Q&A with Jordan Schiele, dir. of The Turtle at Encounters
Monday 28 September 2015, by
We caught up with director Jordan Schiele at this year’s Encounters festival in Bristol. His funny, off-beat short The Turtle was screened and made our very own Mydy awards list!
How did you get into filmmaking?
Going to the movies or the videostore was a hobby that my parentsshared with my sister and me. We both became filmmakers. I never thought of it as a career, but just something to try out that got me excited. When I lived in Shanghai, I had a Swedish friend making his first feature film and he asked me to translate for him on set. It was
a chaotic and happy time in my life. Gradually, film became a larger and more important part of it.
Can you tell us a bit about how your first short came about?
I went to New York University- Tisch Asia for grad school in Singapore. My first short was an assignment: a 4-minute black and white silent film. I had no idea what kind of story to tell. Then, a professor who’d seen a strange exercise I’d brought to class suggested I make that idea into a film. She discovered a lot more meaning in it
than I intended. From then on, I decided not to think too much about
why a story attracts me. Even if it’s weird or few people will understand it.
How did you fund your first and second shorts?
Student loans and depleting savings from part-time jobs in college.
What conditions/organisations/people would you say where the most helpful
in getting the films made?
I like to involve people in my life who inspire me as much as possible in the filmmaking process itself. I’d say anyone who’s ever inspired me or tugged at my heartstrings.
What were your biggest hurdles?
You’ve now directed a feature. How did you find that experience and did the shorts act as a calling card to find support and funding?
I recently completed shooting my first feature film and we’re currently in post. I was very, very lucky and had the support from Cannes Film Festival to develop the script and attend the festival and project markets worldwide with their residence programme. The committee examines the directors’ previous work as well as their scripts, so shorts
are a crucial introduction to someone’s work.
What has been your best festival experience?

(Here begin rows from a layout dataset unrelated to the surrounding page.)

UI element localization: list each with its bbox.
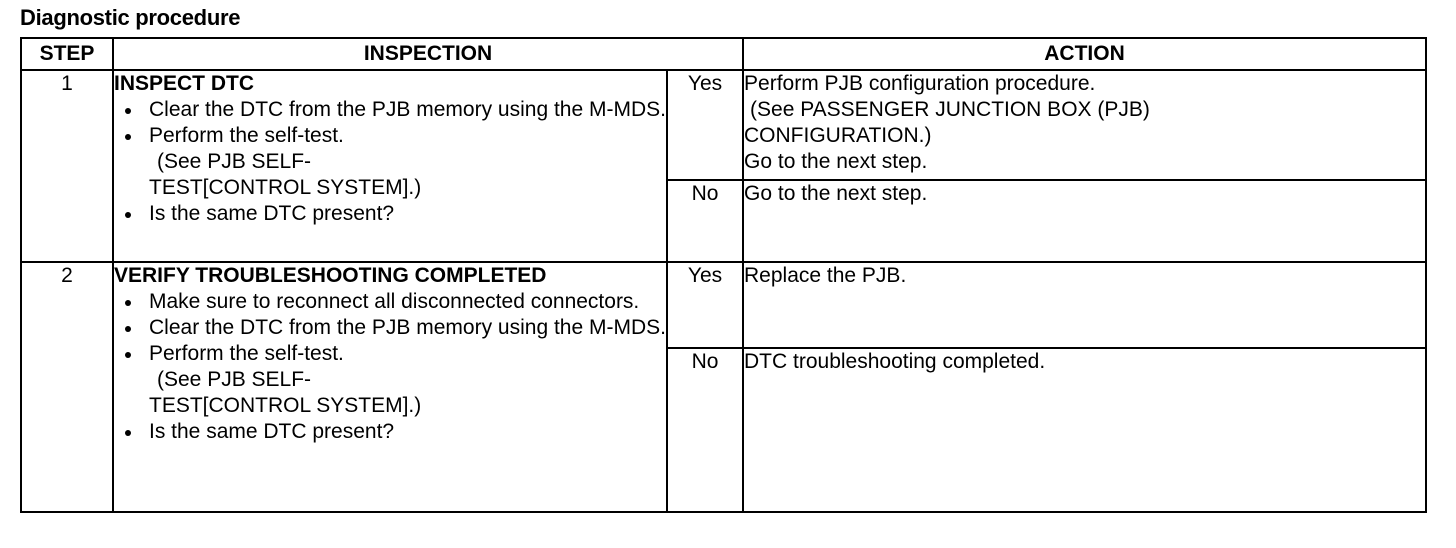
- no-label: No: [665, 347, 745, 513]
- bullet-icon: [125, 300, 131, 306]
- action-cell: DTC troubleshooting completed.: [742, 347, 1428, 513]
- bullet-icon: [125, 134, 131, 140]
- action-cell: Replace the PJB.: [742, 261, 1428, 349]
- see-reference: (See PJB SELF-: [157, 150, 312, 173]
- inspection-list: Make sure to reconnect all disconnected …: [114, 289, 666, 445]
- yes-label: Yes: [665, 261, 745, 349]
- list-item: Clear the DTC from the PJB memory using …: [114, 315, 666, 341]
- page-title: Diagnostic procedure: [20, 5, 241, 30]
- list-item: Perform the self-test. (See PJB SELF- TE…: [114, 341, 666, 419]
- list-item: Is the same DTC present?: [114, 201, 666, 227]
- bullet-icon: [125, 352, 131, 358]
- list-item: Make sure to reconnect all disconnected …: [114, 289, 666, 315]
- table-row: No DTC troubleshooting completed.: [21, 347, 1428, 513]
- inspection-title: INSPECT DTC: [114, 72, 255, 95]
- bullet-icon: [125, 212, 131, 218]
- list-item: Perform the self-test. (See PJB SELF- TE…: [114, 123, 666, 201]
- table-row: No Go to the next step.: [21, 179, 1428, 263]
- action-cell: Go to the next step.: [742, 179, 1428, 263]
- see-reference: (See PJB SELF-: [157, 368, 312, 391]
- yes-label: Yes: [665, 69, 745, 181]
- header-inspection: INSPECTION: [111, 37, 745, 71]
- bullet-icon: [125, 430, 131, 436]
- header-action: ACTION: [742, 37, 1428, 71]
- table-row: 2 VERIFY TROUBLESHOOTING COMPLETED Make …: [20, 261, 1428, 513]
- see-reference-cont: TEST[CONTROL SYSTEM].): [149, 176, 422, 199]
- bullet-icon: [125, 108, 131, 114]
- inspection-title: VERIFY TROUBLESHOOTING COMPLETED: [114, 264, 547, 287]
- bullet-icon: [125, 326, 131, 332]
- inspection-cell: INSPECT DTC Clear the DTC from the PJB m…: [112, 69, 668, 263]
- inspection-cell: VERIFY TROUBLESHOOTING COMPLETED Make su…: [112, 261, 668, 513]
- table-row: 1 INSPECT DTC Clear the DTC from the PJB…: [20, 69, 1428, 263]
- step-number: 1: [20, 69, 114, 263]
- list-item: Clear the DTC from the PJB memory using …: [114, 97, 666, 123]
- step-number: 2: [20, 261, 114, 513]
- diagnostic-table: STEP INSPECTION ACTION 1 INSPECT DTC Cle…: [20, 37, 1428, 513]
- no-label: No: [665, 179, 745, 263]
- see-reference-cont: TEST[CONTROL SYSTEM].): [149, 394, 422, 417]
- action-cell: Perform PJB configuration procedure. (Se…: [742, 69, 1428, 181]
- header-step: STEP: [20, 37, 114, 71]
- inspection-list: Clear the DTC from the PJB memory using …: [114, 97, 666, 227]
- table-header-row: STEP INSPECTION ACTION: [20, 37, 1428, 71]
- list-item: Is the same DTC present?: [114, 419, 666, 445]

The first time I attended Cannes was an overwhelming experience. I remember every moment of the two weeks there and I’ve made friends for life and deepened existing friendships during the festival. But I can’t recall a bad festival experience. What’s great about festivals is how much they’re injected with the energy of the local filmmaking
community and audience. I’ve attended New York, Locarno, Pusan, Guanajuato, Rome, Atlanta and Palm Springs. They’re different worlds, but the people who run the festivals and the audiences are all very excited about film and people who make them. If doubt has been a hurdle, they mitigate that, wash it away.
Any films on the festival circuit this year you care to recommend?
I haven’t had the chance to attend any festivals this year as I’ve been working on several productions. But many of my classmates from Tisch Asia, which closed its doors last May, have shorts playing on the circuit. Some of them I’ve seen, but most of them I haven’t. So I’m hoping to have the chance soon and would recommend them to
everyone. It was a unique experiment in filmmaking to have young people from all over the world work on films across Asia. Although the school’s closed, the community is active and will continue producing films. I’d also recommend seeing Laurie Anderson’s feature doc Heart of a Dog.